Avec des oeuvres engagées comme También la Lluvia (Encore la pluie) d’Icíar Bollaín (2010) sur l’asservissement des Indiens boliviens, et No de Pablo Larraín, abordant la campagne référendaire qui allait chasser Pinochet du trône chilien (2012) — Oscar du meilleur film étranger, tout de même —, Gael García Bernal entrait dans son champ d’activisme. Va pour la notoriété, mais autant la mettre au service des gens dans le trouble, embrasser des causes.

 

On lui demande si l’art peut changer les choses. Il répond : « Certains films nous changent, nous. C’est beaucoup. » Le Mexique a des problèmes. Mais il affirme n’avoir guère envie d’en discuter avec les politiciens. À chacun son métier, et son action s’appuie ailleurs. Ses amis mexicains, tels les cinéastes Amat Escalante (derrière Sangre, Heli) Carlos Reygadas (Japón, Batalla en el Cielo), font sauter allègrement les frontières entre fiction et documentaire, en révélant les blessures du pays. Avec l’acteur Diego Luna, aux côtés de Pablo Cruz, il a fondé de son côté en 2005 la maison de production Canana Films qui enfante aussi des films hybrides, socialement porteurs.

 

Le sort des migrants

 

Gael García Bernal n’est pas à Montréal afin d’astiquer son étoile. Il accompagne le docufiction Who Is Dayani Cristal ? de Marc Silver, film qu’il a produit, dans lequel il s’est investi depuis le début et où il incarne un migrant. Le documentaire est présenté aux Rencontres internationales du documentaire de Montréal (RIDM) ce samedi à 15 h et dimanche à 11 h. « Une tragédie humaine », résume-t-il. Il se sent lui-même migrant, fils de migrants. « Ce phénomène est une réalité essentielle de notre nation. »

 

Who Is Dayani Cristal ? suit les traces d’un homme retrouvé mort en plein désert d’Arizona. Un corps anonyme, sans papiers, porte un tatouage gravé au thorax : Dayani Cristal. Qui est-il ? « Je ne suis pas vraiment un personnage dans le film, explique Gael García Bernal. J’étais entré dans la peau d’un migrant, communiquant avec des gens qui croyaient ou pas à mon rôle. On n’a même pas eu à persuader les vrais migrants d’entrer dans le jeu. Ils voulaient témoigner, être visibles, laisser des traces en cas de malheur. Alors les frontières financières, culturelles se sont abolies entre nous.
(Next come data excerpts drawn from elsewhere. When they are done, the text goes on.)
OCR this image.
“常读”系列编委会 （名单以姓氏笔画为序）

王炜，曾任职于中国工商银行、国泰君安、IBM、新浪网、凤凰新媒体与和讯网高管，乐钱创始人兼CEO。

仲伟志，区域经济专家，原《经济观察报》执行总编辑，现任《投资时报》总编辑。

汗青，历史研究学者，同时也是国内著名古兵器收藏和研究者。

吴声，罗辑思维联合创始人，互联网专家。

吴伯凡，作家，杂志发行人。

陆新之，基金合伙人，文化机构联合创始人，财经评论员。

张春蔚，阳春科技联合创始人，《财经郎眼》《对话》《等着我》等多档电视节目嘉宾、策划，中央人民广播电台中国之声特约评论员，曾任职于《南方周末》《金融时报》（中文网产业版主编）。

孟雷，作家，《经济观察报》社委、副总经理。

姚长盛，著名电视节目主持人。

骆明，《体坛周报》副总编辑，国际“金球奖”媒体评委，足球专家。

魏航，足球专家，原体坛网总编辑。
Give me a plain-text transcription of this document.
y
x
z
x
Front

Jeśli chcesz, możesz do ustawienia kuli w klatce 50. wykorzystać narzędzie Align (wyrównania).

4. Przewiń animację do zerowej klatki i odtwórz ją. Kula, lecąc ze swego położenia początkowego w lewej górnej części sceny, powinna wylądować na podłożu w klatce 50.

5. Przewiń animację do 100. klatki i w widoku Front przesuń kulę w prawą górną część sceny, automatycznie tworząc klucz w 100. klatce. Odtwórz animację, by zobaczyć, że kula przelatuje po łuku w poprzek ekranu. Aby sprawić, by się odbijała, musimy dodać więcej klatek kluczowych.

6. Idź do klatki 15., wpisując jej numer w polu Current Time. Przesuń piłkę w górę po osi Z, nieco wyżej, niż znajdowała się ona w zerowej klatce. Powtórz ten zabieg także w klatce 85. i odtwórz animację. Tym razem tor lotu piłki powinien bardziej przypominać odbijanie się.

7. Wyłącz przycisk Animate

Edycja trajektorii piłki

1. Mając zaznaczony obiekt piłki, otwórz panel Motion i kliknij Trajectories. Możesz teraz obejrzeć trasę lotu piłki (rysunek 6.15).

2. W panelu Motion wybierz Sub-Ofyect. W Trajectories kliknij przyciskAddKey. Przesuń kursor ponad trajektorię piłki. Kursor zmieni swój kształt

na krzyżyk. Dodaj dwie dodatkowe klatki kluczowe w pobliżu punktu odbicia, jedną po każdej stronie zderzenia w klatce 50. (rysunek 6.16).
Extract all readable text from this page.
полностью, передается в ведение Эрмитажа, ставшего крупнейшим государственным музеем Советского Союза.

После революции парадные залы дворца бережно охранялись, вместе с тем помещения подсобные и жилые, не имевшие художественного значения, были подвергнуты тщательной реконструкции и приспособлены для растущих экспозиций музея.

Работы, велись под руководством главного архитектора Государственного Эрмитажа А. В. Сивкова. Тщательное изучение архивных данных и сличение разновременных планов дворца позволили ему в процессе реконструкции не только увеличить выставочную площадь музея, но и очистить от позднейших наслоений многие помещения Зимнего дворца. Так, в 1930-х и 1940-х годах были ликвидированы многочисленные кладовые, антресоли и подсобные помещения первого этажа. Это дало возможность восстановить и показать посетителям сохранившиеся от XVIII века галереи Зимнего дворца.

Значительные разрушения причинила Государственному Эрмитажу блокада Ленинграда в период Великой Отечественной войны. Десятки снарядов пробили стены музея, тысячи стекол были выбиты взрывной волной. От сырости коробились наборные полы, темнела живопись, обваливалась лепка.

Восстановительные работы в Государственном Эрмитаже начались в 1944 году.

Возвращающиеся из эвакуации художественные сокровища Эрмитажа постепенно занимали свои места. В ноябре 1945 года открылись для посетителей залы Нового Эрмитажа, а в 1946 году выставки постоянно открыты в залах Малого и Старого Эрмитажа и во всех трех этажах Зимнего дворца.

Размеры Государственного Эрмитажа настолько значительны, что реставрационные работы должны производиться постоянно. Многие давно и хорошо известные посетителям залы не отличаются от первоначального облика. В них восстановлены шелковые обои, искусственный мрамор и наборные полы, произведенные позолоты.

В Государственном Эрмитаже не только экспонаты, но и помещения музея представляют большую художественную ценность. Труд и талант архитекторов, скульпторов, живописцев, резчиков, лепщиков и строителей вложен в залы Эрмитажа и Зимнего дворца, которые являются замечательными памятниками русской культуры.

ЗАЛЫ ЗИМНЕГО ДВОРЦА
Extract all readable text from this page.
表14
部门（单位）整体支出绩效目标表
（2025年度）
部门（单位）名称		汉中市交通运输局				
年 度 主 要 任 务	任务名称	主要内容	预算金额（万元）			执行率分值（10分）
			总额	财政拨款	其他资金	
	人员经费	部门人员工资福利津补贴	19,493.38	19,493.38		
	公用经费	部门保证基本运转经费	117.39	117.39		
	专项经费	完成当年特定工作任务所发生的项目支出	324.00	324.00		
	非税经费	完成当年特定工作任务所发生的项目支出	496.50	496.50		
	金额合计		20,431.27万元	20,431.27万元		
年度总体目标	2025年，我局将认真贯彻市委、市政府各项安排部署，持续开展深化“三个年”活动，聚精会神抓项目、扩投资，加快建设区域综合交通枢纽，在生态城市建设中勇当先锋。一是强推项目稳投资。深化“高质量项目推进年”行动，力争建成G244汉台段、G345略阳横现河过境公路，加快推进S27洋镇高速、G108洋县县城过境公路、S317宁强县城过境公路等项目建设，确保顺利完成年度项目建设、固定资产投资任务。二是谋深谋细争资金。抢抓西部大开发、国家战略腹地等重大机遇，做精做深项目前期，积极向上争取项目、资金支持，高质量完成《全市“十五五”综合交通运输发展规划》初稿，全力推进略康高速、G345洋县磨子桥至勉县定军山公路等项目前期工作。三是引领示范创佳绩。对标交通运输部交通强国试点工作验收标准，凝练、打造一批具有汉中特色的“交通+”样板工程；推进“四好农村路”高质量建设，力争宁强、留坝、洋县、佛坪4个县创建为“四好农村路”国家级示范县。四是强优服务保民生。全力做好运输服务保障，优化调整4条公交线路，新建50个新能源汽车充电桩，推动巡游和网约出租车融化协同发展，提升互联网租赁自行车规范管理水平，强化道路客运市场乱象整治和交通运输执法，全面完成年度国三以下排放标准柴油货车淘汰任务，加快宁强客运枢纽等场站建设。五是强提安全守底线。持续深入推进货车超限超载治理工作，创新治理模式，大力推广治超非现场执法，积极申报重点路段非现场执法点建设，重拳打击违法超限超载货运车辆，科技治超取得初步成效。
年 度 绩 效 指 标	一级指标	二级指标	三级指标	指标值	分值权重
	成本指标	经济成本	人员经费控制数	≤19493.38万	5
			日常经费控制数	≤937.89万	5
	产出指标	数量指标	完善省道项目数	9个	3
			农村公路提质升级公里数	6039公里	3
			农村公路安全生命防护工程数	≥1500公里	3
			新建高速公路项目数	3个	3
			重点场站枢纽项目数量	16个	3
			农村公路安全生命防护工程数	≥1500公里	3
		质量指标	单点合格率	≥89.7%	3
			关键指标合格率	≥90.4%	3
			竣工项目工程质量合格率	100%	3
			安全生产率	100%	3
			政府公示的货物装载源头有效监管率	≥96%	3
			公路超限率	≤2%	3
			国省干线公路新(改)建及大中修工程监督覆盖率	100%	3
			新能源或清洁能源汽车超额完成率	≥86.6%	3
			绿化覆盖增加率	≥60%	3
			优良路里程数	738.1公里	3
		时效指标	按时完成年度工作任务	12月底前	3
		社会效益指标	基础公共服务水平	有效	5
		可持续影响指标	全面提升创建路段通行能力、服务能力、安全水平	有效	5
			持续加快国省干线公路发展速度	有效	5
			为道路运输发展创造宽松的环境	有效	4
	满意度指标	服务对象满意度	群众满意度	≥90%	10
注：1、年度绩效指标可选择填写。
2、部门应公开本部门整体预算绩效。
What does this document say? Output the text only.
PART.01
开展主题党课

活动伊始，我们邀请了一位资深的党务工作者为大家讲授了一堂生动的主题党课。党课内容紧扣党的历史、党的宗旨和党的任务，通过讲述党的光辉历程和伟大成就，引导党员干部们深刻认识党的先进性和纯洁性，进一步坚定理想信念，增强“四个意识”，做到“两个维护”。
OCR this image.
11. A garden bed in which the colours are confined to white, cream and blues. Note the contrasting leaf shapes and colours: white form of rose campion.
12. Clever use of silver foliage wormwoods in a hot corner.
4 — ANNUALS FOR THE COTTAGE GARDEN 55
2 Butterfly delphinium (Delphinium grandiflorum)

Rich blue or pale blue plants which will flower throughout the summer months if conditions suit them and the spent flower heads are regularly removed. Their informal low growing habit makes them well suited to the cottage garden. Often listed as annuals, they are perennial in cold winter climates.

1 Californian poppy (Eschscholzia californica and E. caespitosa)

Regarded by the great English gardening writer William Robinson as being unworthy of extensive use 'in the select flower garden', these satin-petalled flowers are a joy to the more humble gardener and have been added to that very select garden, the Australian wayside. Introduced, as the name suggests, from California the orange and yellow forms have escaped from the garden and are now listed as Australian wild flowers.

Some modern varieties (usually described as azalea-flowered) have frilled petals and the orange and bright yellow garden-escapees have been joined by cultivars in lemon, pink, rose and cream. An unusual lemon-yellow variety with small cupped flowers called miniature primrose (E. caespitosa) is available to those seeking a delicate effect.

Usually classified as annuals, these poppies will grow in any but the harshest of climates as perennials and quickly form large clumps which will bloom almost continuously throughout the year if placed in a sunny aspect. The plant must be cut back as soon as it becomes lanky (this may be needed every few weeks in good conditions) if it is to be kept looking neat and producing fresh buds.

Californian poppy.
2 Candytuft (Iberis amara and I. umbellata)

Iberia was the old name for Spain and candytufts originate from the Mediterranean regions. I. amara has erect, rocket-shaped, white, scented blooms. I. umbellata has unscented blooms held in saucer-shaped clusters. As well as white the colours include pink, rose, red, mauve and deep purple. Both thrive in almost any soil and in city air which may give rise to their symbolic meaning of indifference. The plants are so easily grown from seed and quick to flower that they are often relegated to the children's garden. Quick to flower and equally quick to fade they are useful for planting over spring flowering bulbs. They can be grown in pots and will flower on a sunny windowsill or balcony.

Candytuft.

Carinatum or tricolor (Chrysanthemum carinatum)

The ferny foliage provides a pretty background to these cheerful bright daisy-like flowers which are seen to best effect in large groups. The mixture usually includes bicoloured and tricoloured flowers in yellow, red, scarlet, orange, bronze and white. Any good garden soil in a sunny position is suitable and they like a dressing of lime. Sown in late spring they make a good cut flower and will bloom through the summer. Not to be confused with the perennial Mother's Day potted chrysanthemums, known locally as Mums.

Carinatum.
Le jeu d’acteur suscite cette magie-là. »

 

Avec Marc Silver, il avait coréalisé en 2010 pour Amnesty International les courts- métrages Los Invisibles, abordant l’immigration clandestine des Latino-Américains vers les États-Unis, cette terre promise à l’éclat pervers. « Mais on voulait faire quelque chose de plus ambitieux, avec un côté philosophique, touchant à l’état du monde. »

 

Alors, ils ont refait le parcours de l’homme tatoué, du Honduras à l’Arizona, en passant par le Guatemala, le Mexique, faisant parler les enquêteurs et les pathologistes, entrant dans la famille du disparu. « Il fallait trouver l’identité du défunt, rendre cet homme invisible, visible. Aujourd’hui, les populations d’Amérique latine migrent non seulement pour des raisons économiques, mais à cause du réchauffement climatique. Il fait trop chaud au Sud. Cette émigration peut être illégale, mais pour de bonnes raisons, et les lois l’encadrent si peu. Ce film me fait éprouver une empathie énorme envers ceux qui partent en prenant ces risques, mais jamais je ne pourrai comprendre de l’intérieur ce qu’ils ont traversé. »

 

Un «enfant de la balle»

 

Précisons que Gael García Bernal est un « enfant de la balle » : un père réalisateur, José Ángel García, une mère actrice et top-modèle, à qui il doit sans doute ses beaux grands yeux. À l’âge tendre d’un an, il jouait au petit écran. À onze ans, ses fans l’applaudissaient dans la télésérie Teresa aux côtés de Salma Hayek. Ajoutez le théâtre, des études à Londres à la Central School of Speech and Drama. Il n’existe pas de parcours doré par chance. Parlons plutôt d’un art de choisir ses rôles et ses combats.

 

Bernal a cofondé en 2006 avec l’acteur Diego Luna le festival de documentaires Ambulantes à Mexico, qui présente chaque année une cinquantaine de films du monde et d’Amérique latine, avant de se trimbaler à travers 16 villes du pays. « Je voulais d’abord créer une audience pour le documentaire. Les films, on les montre sur les places publiques et tout le monde peut les voir. Ce festival crée des témoins de notre nation et du monde extérieur. Les gens comprennent qu’ils ne sont pas seuls. » Ambulantes orchestre aussi des ateliers de production. Le festival tire ses flèches en amont, en aval.

 

« Certains sont des fans de musique, moi je suis un fan du documentaire, explique l’acteur. Parce qu’on y trouve bien davantage qu’un reportage télé : une porte ouverte sur la discussion, une introspection, un territoire enchanté. En passant sous le radar, le documentaire expose quelque chose d’unique. Parfois, on montre aussi certaines fictions évocatrices. Après tout, Guerre et paix de Tolstoï a dit davantage sur les guerres napoléoniennes que les livres d’histoire. »

 

En jouant dans Encore la pluie et Carnets de voyage, il avait vu sauter ces frontières entre fiction et documentaire, apprécié ces détournements. « Carnets de voyage est devenu tout sauf un film sur Che Guevara, mais une oeuvre qui parlait de l’Amérique latine d’aujourd’hui. » Il rit encore à l’évoquer.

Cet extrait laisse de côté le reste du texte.